As Broad shows, the British Labour Party and the Danish Social Democrats shared considerable similarities in their somewhat ambiguous outlook on post-war Europe during the 1940s and 1950s: whilst they both appeared sceptical about the EC’s supranational concept and professed goal of eventual political union, they were also acutely aware of the potentially grave economic disadvantages of being permanently excluded from a powerful and likely protectionist European trading bloc. As a result, the two parties worked together closely in trying to devise alternative schemes for European cooperation as early as 1958–59, not least as regards both parties’ somewhat sceptical approach towards the European Free Trade Area (EFTA). Indeed, one of the main findings of Broad’s book is the sheer scale of transnational cooperation between Labour and the SD throughout the period under investigation, which throws light on the activism and intellectual diversity in which European cooperation was debated in both Denmark and Britain at that early stage already. As the possibility of British and Danish EC membership then gathered momentum during the 1960s, the two parties both developed joint tactics and eventually pushed each other towards an eventual acceptance of the need for EC membership, each subtly influencing the other in various bilateral and multilateral dealings or even intervening directly in each other’s domestic politics.
Yet, the book not only tells the story of similarities and cooperation, but also highlights manifold differences and at times profound disagreements. These were due largely to the two countries’ rather different structural positions in post-war Europe: given Denmark’s strong dependence on economic links with the EC, particularly as regards agriculture, it evidently had a much more pressing interest in securing early access to EC markets than Britain, which still clung onto the prospect of Commonwealth trade for much of the decade. As a result, SD politicians frequently ended up pushing their more reluctant Labour counterparts towards an eventual acceptance of British EC membership, be it through subtle persuasion or by floating less gentle alternative plans for a Nordic union or even a unilateral Danish EC application without Britain. Strong links between Labour and the SD may occasionally have served to ease or diffuse such conflicts, but they were clearly insufficient to overcome the larger strategic gap and conflicting national interests driving the two countries apart over EC membership. Here, Broad does an excellent job in revealing the complex interplay between transnational dynamics and factors firmly tied to the national realm, resisting the historiographical temptation to prioritise one analytical level over the other.

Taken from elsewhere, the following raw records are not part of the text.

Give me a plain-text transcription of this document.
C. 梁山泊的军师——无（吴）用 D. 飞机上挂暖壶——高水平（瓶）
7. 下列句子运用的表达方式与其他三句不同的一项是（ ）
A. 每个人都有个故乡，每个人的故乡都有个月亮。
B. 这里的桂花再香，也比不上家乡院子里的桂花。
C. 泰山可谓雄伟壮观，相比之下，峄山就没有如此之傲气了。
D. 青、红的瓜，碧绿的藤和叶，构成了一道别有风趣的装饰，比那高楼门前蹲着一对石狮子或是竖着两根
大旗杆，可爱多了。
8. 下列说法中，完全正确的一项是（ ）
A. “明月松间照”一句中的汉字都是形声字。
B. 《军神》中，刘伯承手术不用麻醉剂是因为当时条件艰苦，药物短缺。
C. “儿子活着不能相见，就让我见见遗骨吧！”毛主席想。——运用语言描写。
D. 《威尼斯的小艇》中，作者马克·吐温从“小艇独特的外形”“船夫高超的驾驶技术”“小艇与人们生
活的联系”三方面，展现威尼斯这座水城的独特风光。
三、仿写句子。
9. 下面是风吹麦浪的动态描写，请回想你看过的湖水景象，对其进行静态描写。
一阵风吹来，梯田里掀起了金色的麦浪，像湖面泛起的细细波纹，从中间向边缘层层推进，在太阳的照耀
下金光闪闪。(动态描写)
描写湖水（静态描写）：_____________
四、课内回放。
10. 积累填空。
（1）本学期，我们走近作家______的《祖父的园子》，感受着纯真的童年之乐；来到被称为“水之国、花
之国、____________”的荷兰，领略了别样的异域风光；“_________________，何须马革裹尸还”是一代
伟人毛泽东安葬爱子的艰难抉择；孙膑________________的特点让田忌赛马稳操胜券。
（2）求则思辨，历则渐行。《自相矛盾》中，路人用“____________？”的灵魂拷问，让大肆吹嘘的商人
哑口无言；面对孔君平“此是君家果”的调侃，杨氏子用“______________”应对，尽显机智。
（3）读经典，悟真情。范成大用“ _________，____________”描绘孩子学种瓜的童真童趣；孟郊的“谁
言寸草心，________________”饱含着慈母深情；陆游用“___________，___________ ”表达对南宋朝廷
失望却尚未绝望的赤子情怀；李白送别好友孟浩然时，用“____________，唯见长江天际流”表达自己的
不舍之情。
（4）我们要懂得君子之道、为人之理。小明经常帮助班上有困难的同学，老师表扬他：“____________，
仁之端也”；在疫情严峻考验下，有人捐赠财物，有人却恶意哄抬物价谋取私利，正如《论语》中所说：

Overall, Broad’s impressive study offers a thoroughly researched and well-written history of Britain’s and Denmark’s comparative paths towards eventual EC membership. It also constitutes a timely contribution to a rapidly evolving historiography that increasingly stresses the plurality and essential openness of the post-war European integration process, something that comes out clearly in much of the book. At the same time, however, the main impression the reader gets is still one of inevitability. ‘[T]he successful fruition of the British and Danish [membership] bids,’ Broad states in his conclusion, ‘marked the ultimate acknowledgement that the path of integration embarked upon by the Six had essentially been the right one’ (p. 237). This may well be the case, but it nonetheless leaves the reader wondering about the many roads not taken, about the many alternative schemes and tactics so hotly and frequently debated amongst and between the Labour Party and the SD for much of the 1960s. It also raises some bigger questions about the two countries’ initial decision not to join the emerging EC from the outset: were their European policies not always poised to be essentially reactive ones afterwards? Thanks to ‘Brexit’, it is question with considerable contemporary relevance, as Britain now seems poised to look for alternative schemes of European cooperation once again – not a particularly easy feat, as Broad’s findings from an earlier period suggest.